Thanks for trying! This somewhat supports what I'm suggesting - because that password hasn't been leaked by being posted in plaintext as a verified password, it's not available as a lookup, therefore it doesn't matter whether they used bcrypt, sha1 or md5, or even just pgp encrypted it, the password is likely "secure".
The reason I didn't give any more information on the password above is because you don't have any extra information on a dump of hashes from a twitch database either. If a password is only feasibly brute forceable for a specific algorithm by reducing the search space by many orders of magnitude, it kind of shows that there's not really any risk even if the passwords are unsalted for a person who hasn't reused a password.
> it kind of shows that there's not really any risk even if the passwords are unsalted for a person who hasn't reused a password.
No, it doesn't.
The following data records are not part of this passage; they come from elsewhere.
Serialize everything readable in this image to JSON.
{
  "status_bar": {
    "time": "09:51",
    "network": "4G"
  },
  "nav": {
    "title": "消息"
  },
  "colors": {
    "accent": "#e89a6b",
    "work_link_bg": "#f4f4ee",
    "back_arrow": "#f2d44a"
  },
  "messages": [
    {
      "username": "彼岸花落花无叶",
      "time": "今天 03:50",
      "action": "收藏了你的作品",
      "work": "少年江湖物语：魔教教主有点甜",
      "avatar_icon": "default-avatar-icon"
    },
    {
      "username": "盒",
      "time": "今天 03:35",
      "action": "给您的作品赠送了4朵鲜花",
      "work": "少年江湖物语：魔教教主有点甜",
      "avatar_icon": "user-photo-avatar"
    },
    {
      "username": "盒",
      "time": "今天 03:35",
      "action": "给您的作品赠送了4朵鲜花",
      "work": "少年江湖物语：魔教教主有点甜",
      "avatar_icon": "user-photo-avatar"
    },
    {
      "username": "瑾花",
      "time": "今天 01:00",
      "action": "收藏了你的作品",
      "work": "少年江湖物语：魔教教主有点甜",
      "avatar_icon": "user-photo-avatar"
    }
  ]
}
You could reuse uwv&6qu_brusb618_$@618jg everywhere and it wouldn't get cracked. If the plaintext password leaked, then you'd be in more trouble.
What matters is whether your password is easy to guess, not whether you've reused it. If you have all unique passwords, they can still all be trivial to crack.
Took me 6 minutes to try all 1.4 trillion passwords. So either you have a strong password or I messed something up. What is it?
In theory if your password was weak enough to be on this list it would take on average 3 minutes to break it on a GTX 1080.